Pour s’attaquer au marché chinois Renault va fort logiquement faire appel à son puissant allié, Nissan. Or Nissan possède en Chine trois centres de production avec comme partenaire local … Dongfeng. La boucle est bouclée. Voilà comment le deuxième constructeur chinois, fondé en son temps par Mao, se retrouve avec en main, une part de l’avenir de l’industrie automobile française.
Vers un rapprochement PSA/Renault
Aujourd’hui, les analystes s’interrogent sur la viabilité de telles alliances. Les deux groupes français sont en effet des rivaux historiques. Cette rivalité s’est encore exacerbée ces derniers temps avec la nomination à la tête de PSA de l’ancien numéro deux de Renault. Carlos Tavares, évincé de la direction de la marque au losange en août dernier, va prendre ses fonctions à la direction de PSA, début 2014. On voit mal comment les deux marques pourraient accepter de faire ménage à trois en Chine.
Le quotidien économique japonais Nikkei a fait sa une en décembre sur cette guerre franco-française. « Le conflit sans foi ni loi entre les deux constructeurs français est engagé » était-il écrit dans ce journal référence des milieux d’affaires nippons. Les analystes s’interrogent sur le rôle joué par Dongfeng. S’agit-il d’une stratégie pour faire monter les enchères ? Le constructeur chinois s’apprête-t-il à renverser ses alliances, en abandonnant PSA avec lequel la collaboration n’a pas apporté les résultats escomptés. On sait que Renault est en avance sur le développement des voitures électriques ; or le marché chinois des voitures propres est appelé à une forte croissance. La Chine est confrontée à des problèmes insolubles de pollution.
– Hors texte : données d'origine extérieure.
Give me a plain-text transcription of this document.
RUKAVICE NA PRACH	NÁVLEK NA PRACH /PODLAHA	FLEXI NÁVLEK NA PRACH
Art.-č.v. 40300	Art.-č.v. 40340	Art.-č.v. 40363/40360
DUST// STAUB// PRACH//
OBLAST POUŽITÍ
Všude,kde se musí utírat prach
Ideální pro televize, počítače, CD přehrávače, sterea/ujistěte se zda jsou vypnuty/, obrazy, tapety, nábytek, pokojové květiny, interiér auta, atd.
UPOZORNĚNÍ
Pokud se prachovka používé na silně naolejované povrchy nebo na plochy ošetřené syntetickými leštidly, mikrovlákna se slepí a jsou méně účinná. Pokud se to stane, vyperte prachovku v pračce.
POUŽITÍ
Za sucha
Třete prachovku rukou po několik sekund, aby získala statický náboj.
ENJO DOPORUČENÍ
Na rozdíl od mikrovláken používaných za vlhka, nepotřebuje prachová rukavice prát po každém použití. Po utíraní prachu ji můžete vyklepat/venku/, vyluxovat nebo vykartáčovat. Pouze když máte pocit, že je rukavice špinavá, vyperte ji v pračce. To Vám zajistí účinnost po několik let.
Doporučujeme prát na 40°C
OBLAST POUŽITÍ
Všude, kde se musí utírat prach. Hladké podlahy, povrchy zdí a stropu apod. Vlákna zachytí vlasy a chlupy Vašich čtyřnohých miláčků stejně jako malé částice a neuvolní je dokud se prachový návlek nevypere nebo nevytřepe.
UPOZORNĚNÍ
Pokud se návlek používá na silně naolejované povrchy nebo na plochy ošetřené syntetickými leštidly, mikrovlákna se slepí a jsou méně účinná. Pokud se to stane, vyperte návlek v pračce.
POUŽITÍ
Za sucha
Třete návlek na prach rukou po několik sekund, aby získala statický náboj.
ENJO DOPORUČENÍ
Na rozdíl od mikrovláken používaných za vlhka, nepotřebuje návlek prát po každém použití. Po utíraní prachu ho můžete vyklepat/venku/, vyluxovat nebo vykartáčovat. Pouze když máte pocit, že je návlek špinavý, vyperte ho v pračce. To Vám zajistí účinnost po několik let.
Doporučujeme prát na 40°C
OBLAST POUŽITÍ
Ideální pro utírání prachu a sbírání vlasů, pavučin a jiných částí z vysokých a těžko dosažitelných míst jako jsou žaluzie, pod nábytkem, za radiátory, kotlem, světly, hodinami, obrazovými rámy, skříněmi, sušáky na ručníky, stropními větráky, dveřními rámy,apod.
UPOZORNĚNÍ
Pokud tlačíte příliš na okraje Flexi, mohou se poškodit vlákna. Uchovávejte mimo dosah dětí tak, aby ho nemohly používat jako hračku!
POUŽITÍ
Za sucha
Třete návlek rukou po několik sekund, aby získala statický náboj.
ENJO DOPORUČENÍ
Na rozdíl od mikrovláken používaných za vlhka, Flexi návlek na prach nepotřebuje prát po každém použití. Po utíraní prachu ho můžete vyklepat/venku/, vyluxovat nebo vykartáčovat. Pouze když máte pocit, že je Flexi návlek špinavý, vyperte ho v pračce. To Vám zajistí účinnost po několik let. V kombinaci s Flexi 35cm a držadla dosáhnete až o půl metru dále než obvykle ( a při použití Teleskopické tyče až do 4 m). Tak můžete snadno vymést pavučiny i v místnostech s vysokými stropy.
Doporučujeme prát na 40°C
Enfin, certains experts se demandent si ce conflit ne va pas ouvrir la porte à un rapprochement entre PSA et Renault. La France est effet le dernier pays européen à posséder deux grands groupes automobile généralistes. Cette alliance, véritable serpent de mer de l’industrie française, s’est toujours heurtée à de fortes oppositions, aussi bien stratégiques, que politiques. La Chine réussira-t-elle, là où des générations de patrons français ont échoué ? Nul doute, en tous cas, que l’automobile française est train de vivre l’un de ses grands bouleversements.